As it contemplates the third offset strategy (3OS), America faces some novel problems. First, there is none of the simple clarity of the Cold War in the current strategic landscape. A single, definitive enemy has been replaced by a much larger cast in conflicts that might be nuclear, conventional or counter terrorist in nature. Second, professional soldiers are expensive items and pension liabilities typically exceed the cost of major equipment programmes; only the successful marriage of people and technology can increase military productivity. Third, and most important, the military does not hold the technological aces. The leading edge of data processing, autonomy, robotic, cyber and miniaturised technologies lies in Silicon Valley and not in US government research establishments. In turn this has led to a rather curious dialogue between those dressed in uniforms and those more comfortable in T-shirts, for whom a shared world view is not immediately apparent. For the techies, military contracts represent an exquisite dilemma: juicy profits, but at the cost of reputational compromise and, perhaps, intellectual property rights. The dilemma is nicely captured by Google’s acquisition of the niche defence contractor, Boston Dynamics, and its complete inability to subsequently find a way of working with the Pentagon. Meanwhile, the FBI vs Apple tells us everything we need to know about the tensions between private confidentiality and public security that the Faustian pact between state and service provider will continue to test.

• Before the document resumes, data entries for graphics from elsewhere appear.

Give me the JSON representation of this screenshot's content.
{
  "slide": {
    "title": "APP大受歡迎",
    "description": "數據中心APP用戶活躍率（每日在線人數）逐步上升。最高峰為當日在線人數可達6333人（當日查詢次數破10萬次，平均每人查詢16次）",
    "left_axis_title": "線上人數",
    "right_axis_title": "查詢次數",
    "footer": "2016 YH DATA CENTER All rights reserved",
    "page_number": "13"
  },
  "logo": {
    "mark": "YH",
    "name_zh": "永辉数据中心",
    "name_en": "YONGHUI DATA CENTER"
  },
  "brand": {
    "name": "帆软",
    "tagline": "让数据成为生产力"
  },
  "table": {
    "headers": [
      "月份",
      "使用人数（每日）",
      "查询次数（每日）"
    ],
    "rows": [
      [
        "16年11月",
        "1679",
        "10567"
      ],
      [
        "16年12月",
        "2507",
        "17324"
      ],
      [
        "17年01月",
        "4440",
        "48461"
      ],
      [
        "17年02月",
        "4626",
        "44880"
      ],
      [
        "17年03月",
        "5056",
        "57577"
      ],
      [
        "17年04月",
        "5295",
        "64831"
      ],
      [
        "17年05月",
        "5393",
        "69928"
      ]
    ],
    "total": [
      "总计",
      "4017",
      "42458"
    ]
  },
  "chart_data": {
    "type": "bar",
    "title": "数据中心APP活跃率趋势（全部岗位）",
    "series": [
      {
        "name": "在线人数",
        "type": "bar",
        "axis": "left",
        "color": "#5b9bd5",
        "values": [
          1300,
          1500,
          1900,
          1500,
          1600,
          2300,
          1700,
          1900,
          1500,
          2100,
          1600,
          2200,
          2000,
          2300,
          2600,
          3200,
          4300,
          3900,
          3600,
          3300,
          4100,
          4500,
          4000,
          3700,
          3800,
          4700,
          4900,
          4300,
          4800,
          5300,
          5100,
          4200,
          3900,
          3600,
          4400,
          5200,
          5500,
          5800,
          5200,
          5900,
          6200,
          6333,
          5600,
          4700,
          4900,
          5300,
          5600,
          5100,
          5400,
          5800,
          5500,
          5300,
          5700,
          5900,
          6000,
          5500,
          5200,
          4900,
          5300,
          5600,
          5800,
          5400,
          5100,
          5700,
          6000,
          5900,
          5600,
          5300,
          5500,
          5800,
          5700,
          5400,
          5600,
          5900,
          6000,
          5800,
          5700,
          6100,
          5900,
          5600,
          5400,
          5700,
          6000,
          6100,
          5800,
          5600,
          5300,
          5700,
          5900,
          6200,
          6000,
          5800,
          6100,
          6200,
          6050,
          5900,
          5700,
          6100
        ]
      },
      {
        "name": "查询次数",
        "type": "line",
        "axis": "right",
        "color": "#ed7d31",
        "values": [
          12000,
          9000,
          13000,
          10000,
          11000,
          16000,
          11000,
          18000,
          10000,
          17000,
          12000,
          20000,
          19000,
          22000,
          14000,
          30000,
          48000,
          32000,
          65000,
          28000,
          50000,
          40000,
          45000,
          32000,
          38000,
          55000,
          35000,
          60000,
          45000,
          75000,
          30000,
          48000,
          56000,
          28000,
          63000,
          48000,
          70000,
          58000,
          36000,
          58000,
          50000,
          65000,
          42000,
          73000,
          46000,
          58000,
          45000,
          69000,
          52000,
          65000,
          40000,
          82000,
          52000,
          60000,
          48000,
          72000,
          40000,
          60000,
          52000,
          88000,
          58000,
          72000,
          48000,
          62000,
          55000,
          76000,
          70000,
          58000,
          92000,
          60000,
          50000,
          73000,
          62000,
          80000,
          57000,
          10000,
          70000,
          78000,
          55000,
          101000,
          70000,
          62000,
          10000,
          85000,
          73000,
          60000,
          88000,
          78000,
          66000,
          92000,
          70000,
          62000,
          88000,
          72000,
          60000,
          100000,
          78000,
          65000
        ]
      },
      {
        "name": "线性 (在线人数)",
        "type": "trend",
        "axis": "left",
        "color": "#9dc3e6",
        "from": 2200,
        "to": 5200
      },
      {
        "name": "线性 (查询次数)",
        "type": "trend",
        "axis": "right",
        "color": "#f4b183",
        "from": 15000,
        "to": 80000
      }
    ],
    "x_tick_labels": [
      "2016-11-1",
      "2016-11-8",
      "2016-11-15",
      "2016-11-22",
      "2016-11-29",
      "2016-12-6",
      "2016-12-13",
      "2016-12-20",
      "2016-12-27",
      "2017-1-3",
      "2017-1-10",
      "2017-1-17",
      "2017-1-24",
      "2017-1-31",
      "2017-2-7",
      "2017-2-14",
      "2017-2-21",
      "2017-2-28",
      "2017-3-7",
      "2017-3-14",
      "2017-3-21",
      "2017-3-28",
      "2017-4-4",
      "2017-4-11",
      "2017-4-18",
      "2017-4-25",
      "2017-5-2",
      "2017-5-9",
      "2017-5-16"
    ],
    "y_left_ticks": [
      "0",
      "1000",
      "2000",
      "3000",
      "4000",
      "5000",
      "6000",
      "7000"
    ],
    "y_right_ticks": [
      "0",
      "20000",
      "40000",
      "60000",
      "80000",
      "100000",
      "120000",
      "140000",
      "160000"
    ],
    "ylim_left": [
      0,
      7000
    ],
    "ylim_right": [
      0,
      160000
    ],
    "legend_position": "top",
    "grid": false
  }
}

So, some tricky issues will have to be negotiated. But what might 3OS look like in practical terms? A few snapshots might help: big data analytics will mean the replacement of secret intelligence by open sources; cyber attack, information operations, artillery fire and air-delivered weapons will be equal means of bombarding an enemy; 3D printing, telemedicine and robot-assisted surgery will transform logistic support to America's armed forces. But perhaps a single image captures it best: a small group of concealed special forces soldiers using flawlessly connected monitors to view an integrated data and optical image of the battlefield before employing remote robotic weapon platforms to engage the enemy more closely. Put another way, a single human mind might once again comprehend the total battle.